My class for Maths Methods has just started for the year, and I'm struggling on a bit of homework in regards to trigonometric identities and equations. My teacher won't be able to reply to his emails this weekend for personal reasons, so I thought that I'd try asking everyone on the forums for some assistance. I've successfully completed all of this weekend's questions besides this one:
Solve the equation $$ (\tan\theta +1)(\sin^2\theta – \sin\theta) = 0 $$, given that $ -\pi \leq \theta \leq 2\pi $.
I tried changing $ \tan\theta$ to $ \frac{\sin\theta}{\cos\theta} $ and what-not, but I can't seem to come up with an end product, sometimes leading to instances where I need to attempt to square root a negative number. I am certain I am doing something wrong, but I can't quite figure it out.

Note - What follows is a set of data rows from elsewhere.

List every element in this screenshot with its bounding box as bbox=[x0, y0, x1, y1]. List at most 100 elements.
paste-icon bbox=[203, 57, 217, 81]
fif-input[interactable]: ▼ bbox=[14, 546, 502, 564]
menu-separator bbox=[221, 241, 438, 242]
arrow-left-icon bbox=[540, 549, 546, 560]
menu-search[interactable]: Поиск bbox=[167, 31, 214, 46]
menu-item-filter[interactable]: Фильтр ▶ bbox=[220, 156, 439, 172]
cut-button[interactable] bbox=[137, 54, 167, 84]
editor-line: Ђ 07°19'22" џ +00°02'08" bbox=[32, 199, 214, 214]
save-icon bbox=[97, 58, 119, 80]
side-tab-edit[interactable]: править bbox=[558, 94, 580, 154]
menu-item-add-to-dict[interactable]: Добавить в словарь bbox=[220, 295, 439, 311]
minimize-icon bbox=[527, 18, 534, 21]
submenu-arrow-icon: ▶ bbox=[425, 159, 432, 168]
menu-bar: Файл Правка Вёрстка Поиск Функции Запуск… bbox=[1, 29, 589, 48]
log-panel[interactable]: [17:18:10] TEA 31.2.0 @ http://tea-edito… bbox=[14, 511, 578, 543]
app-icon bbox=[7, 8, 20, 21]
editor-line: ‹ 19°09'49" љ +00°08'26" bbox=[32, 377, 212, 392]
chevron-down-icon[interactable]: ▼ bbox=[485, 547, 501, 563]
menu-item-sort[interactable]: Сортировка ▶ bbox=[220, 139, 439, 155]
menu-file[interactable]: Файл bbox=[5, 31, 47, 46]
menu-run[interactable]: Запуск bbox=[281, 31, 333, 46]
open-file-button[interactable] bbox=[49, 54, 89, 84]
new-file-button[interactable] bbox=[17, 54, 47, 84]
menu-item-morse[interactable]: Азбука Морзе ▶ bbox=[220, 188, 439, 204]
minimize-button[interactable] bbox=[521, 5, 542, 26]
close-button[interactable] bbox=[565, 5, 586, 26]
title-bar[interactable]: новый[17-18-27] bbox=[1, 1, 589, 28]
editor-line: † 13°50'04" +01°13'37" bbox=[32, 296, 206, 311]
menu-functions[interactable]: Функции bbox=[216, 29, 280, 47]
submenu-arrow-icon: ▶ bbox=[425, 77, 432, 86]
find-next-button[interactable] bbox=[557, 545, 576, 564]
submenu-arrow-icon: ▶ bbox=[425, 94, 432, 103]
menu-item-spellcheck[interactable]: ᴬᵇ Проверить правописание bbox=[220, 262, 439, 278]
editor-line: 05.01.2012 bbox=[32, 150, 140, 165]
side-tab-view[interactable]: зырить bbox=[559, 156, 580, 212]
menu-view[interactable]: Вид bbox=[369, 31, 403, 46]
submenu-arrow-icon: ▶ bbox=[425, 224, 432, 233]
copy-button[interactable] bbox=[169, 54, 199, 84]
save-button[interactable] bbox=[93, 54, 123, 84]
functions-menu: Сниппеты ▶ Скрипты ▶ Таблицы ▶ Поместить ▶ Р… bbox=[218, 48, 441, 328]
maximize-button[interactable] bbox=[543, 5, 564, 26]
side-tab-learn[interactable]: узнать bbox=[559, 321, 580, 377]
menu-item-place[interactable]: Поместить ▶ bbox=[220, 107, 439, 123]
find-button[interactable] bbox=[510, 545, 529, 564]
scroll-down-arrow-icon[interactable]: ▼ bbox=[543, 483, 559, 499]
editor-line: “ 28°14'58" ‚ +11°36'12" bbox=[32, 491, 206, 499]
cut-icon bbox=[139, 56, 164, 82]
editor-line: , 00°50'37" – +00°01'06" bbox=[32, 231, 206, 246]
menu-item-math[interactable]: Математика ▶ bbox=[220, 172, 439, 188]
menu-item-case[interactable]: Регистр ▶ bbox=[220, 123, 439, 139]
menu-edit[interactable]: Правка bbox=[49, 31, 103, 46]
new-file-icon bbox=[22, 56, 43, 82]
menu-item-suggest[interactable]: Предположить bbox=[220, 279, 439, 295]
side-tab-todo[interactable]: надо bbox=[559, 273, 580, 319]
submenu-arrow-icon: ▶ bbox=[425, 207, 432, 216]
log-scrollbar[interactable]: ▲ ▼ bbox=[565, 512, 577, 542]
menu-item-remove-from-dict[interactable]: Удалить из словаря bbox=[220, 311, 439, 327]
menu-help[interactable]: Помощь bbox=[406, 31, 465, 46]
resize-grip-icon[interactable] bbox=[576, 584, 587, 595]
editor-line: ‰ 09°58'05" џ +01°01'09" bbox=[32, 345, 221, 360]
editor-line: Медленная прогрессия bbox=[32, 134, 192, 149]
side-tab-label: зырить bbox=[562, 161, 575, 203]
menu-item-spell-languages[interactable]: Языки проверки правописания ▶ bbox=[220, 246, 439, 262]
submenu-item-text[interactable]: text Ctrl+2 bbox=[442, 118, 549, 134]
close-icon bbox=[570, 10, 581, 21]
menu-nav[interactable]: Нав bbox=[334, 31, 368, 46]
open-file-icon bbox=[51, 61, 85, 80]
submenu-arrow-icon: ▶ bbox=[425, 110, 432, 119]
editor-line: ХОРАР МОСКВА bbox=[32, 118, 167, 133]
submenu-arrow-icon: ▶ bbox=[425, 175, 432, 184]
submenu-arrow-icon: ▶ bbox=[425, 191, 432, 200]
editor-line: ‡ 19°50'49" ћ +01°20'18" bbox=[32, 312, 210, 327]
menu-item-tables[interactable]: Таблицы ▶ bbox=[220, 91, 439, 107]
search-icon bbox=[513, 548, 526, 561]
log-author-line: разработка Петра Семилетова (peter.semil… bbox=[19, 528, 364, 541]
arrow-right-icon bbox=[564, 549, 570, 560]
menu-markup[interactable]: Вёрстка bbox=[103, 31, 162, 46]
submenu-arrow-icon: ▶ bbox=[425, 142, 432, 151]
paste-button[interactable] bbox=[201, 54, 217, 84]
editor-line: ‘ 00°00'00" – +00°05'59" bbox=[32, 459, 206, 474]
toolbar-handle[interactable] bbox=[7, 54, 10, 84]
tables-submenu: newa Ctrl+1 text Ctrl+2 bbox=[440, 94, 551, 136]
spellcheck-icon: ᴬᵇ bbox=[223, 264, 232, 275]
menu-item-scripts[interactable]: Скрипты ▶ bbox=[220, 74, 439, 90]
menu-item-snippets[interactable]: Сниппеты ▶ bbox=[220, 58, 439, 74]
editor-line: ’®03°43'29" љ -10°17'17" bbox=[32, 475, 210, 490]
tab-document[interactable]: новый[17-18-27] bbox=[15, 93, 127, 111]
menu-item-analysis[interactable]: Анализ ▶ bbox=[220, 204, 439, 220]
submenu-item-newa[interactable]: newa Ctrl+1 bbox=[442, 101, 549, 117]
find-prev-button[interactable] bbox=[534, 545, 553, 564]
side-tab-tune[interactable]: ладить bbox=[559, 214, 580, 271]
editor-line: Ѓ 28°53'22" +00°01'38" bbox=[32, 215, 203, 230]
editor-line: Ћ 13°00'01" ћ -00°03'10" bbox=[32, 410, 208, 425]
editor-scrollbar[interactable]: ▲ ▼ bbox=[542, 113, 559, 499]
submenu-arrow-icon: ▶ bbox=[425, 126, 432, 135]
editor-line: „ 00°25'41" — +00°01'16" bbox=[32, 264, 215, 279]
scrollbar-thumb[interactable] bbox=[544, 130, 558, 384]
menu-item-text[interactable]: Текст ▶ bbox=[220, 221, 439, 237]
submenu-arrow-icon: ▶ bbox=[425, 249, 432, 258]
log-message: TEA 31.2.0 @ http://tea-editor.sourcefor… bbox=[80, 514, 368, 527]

Any help would be greatly appreciated and taken into thoughtful consideration.
Thanks a million,
Toby
Best Answer
Hints: We have a product of two terms equal to $0$. So we have $$\tan \theta +1=0\quad \text{or}\quad\sin^2\theta -\sin\theta=0.$$ Solve each of these to get the overall solutions (to solve the second one, factor out $\sin\theta$ first). Also, make sure to exclude values of $\theta$ that would make $\tan \theta$ undefined, since that appears in the original equation.